Sunday, September 07, 2003

Hear Ye, Hear Ye, Hear Ye

Convocation today, the usual pomp and circumstance. I'm a big fan of ritual -- not merely, as religion teacher and newly-ordained minister Ted suggested during the pre-event milling-around, for love of ritual itself, but most especially because I find the potential for interesting chaos to be heightened significantly when so many people have so much stake in such an ordered program. Ceremonies such as these are often arenas where small mistakes make big waves: the instantaneous visibility of persona and pride on a full community scale prime the pump, as it were, for moments to become, in-an-instant, part of a community memory.

On that scale, today was a bit disappointing. Other than a few easily-rectified program sequencing errors from the head of school, school songs went smoothly, the orchestra and chorus performing at a near-professional level, and everyone actually waited for the last row of seniors to get up for their recession before storming the exits, as requested. Lucky for Loki-lovers, there's plenty of ceremony in prep school life; surely, the next event will better serve my impish nature.

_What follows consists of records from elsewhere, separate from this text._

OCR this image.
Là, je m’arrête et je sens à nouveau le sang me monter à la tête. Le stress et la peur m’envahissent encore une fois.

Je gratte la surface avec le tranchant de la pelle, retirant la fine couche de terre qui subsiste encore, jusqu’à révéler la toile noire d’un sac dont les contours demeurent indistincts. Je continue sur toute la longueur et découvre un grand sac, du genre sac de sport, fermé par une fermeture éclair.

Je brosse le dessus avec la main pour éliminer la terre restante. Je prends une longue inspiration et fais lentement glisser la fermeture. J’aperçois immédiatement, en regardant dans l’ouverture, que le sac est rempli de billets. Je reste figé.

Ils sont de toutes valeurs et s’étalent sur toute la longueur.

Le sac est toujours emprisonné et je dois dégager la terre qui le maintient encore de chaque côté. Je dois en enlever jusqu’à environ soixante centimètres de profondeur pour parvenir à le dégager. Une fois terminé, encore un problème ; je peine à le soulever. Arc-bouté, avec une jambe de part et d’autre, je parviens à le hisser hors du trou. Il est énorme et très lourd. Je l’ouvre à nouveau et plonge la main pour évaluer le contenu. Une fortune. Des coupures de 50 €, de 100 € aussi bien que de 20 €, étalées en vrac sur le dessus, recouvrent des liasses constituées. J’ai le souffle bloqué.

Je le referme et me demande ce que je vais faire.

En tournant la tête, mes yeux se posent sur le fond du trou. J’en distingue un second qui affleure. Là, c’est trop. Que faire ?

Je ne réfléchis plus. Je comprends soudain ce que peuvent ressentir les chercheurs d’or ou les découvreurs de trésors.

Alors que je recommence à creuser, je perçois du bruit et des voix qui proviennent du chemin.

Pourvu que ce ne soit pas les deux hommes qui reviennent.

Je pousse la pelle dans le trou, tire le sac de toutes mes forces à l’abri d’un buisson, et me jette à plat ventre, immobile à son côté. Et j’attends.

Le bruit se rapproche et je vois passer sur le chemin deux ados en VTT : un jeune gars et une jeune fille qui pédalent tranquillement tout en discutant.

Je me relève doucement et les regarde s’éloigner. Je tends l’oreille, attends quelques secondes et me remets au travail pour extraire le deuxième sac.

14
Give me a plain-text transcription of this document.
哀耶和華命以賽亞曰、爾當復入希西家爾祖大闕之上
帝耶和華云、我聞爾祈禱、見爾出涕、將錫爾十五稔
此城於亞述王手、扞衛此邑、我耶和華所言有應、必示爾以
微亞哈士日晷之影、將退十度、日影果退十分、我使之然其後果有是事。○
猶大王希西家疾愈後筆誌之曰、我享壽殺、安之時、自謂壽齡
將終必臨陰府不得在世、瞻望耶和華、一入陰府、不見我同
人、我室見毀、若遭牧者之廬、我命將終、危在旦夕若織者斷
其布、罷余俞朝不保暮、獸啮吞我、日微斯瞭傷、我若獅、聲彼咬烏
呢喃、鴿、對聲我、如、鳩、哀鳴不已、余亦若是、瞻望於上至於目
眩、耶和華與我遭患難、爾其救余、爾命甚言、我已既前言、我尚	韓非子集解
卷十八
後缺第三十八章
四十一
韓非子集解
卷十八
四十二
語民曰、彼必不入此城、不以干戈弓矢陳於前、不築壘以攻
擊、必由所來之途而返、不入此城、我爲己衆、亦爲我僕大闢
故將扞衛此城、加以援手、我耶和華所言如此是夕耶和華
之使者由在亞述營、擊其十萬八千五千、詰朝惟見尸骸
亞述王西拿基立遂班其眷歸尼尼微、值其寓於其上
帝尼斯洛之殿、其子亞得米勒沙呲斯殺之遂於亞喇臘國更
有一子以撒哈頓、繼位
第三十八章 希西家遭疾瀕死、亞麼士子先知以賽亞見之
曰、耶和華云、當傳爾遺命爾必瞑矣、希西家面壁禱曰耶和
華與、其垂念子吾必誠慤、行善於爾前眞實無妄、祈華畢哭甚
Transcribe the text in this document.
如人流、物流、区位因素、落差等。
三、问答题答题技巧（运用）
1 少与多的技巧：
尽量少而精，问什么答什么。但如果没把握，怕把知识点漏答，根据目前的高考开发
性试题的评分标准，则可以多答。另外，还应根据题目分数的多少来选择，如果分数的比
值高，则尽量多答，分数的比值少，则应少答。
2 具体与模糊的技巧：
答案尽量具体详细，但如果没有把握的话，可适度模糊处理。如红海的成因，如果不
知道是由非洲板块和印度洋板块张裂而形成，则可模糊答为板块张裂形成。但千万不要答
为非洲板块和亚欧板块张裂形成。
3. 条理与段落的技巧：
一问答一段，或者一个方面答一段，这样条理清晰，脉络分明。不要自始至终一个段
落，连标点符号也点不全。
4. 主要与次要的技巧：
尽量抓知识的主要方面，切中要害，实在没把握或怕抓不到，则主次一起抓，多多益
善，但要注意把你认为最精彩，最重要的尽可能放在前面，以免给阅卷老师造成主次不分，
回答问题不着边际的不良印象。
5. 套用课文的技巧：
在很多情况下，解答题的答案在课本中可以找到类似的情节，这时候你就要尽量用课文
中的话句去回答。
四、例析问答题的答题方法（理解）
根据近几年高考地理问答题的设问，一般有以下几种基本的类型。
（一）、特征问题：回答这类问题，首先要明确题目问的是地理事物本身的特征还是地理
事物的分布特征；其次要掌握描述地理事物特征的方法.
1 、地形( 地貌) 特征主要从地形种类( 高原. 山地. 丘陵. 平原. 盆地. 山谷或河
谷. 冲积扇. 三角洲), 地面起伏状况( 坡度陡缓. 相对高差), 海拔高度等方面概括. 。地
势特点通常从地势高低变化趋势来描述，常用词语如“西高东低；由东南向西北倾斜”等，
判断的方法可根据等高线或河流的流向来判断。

Subjectively speaking, the most striking aspect of this annual formal opening of the school year was the Senior class, who in formal clothes marched in slow procession past the faculty gauntlet to sit front and center, where they were easily visible from our own seats in the balcony. I remember teaching most members of this class, and they seem too young to be seniors -- indeed, despite their stiff shirts and spring dresses, and in most cases a few more inches of height or bustline, these could be the same raw prep school recruits I taught and mentored four falls ago. It's as if their movement in time has been an illusion; as if, for me, they will always be freshmen. I must be getting old, or at least settling in.


Blogwatch

New from Reed College freshman Will Henderson, a recent NMH and Media Literacy alum: lifebeat: rhapsodies of a young college boy. The blog comes to us courtesy of the MT-served Reedie Journals service, which I covet thoroughly, and if Will's student papers and projects last year are any indication, it -- the blog, not the service, though the sentiment surely applies there as well -- promises to be coherent, creative, and perceptive.